"Thrift Shop" is a song written and performed by American hip hop duo Macklemore & Ryan Lewis featuring vocals from American singer Wanz, released on August 27, 2012, as the fourth single from the former's debut studio album, The Heist (2012). The lyrics show Macklemore's esteem for thrift shops and saving money, rather than flaunting expensive items like many rappers. The song was met with universal acclaim, with various music reviewers praising its humorous lyrics and social critique.

Despite being released on Macklemore's independent record label with distribution by the Alternative Distribution Alliance (ADA), a Warner Music Group company, the single was a sleeper hit. It reached number one on the US Billboard Hot 100 and has since sold over 6 million copies in the US alone. The song also reached number one in the United Kingdom, Ireland, Canada, France, Denmark, Netherlands, Australia and New Zealand. The song would go on to become the number one song of 2013 by Billboard and in 2019, it was named by Billboard as both the number one song of the 2010s on both the Hot Rap Songs and the Hot R&B/Hip-Hop Songs charts.

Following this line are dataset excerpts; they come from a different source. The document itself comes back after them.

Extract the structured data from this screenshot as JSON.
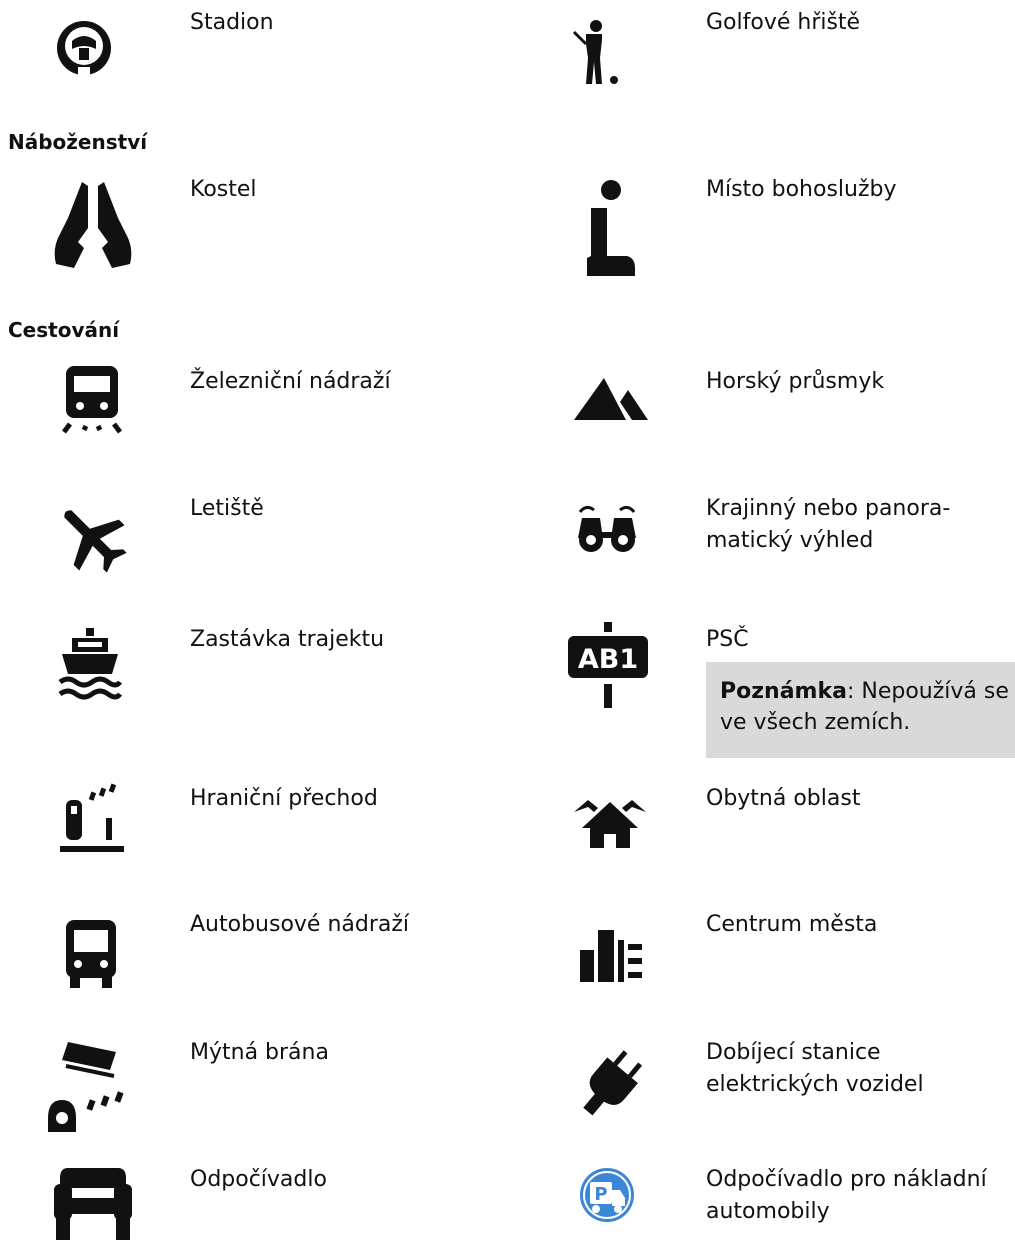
{
  "sections": {
    "religion": "Náboženství",
    "travel": "Cestování"
  },
  "items": {
    "stadium": "Stadion",
    "golf": "Golfové hřiště",
    "church": "Kostel",
    "worship": "Místo bohoslužby",
    "railway": "Železniční nádraží",
    "mountain_pass": "Horský průsmyk",
    "airport": "Letiště",
    "scenic_line1": "Krajinný nebo panora-",
    "scenic_line2": "matický výhled",
    "ferry": "Zastávka trajektu",
    "postcode": "PSČ",
    "border": "Hraniční přechod",
    "residential": "Obytná oblast",
    "bus": "Autobusové nádraží",
    "city_centre": "Centrum města",
    "toll": "Mýtná brána",
    "ev_line1": "Dobíjecí stanice",
    "ev_line2": "elektrických vozidel",
    "rest_area": "Odpočívadlo",
    "truck_rest_line1": "Odpočívadlo pro nákladní",
    "truck_rest_line2": "automobily"
  },
  "note": {
    "label": "Poznámka",
    "colon": ": ",
    "text_line1": "Nepoužívá se",
    "text_line2": "ve všech zemích."
  },
  "postcode_sign_text": "AB1",
  "truck_rest_badge_letter": "P",
  "colors": {
    "icon": "#111111",
    "note_background": "#d9d9d9",
    "truck_badge": "#3b86d6"
  }
}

A music video was released simultaneously with the song on August 29, 2012, and has had more than 1.7 billion views on YouTube as of September 2022. At the 56th Annual Grammy Awards in 2014, the single won for Best Rap Performance and Best Rap Song.

Background and composition
The song illustrates Macklemore's interest in buying cheap clothing from thrift shops, disdaining designer labels and trends. He claims to enjoy donning "your granddad's clothes" and impulsively buying a sharp-looking but dubious-smelling fur stole just because "it was 99 cents". Macklemore spoke to MTV News about the meaning of the song. "Rappers talk about, oh I buy this and I buy that, and I spend this much money and I make it rain, and this type of champagne and painting the club, and this is the kind of record that's the exact opposite," he explained. "It's the polar opposite of it. It's kind of standing for like let's save some money, let's keep some money away, let's spend as little as possible and look as fresh as possible at the same time."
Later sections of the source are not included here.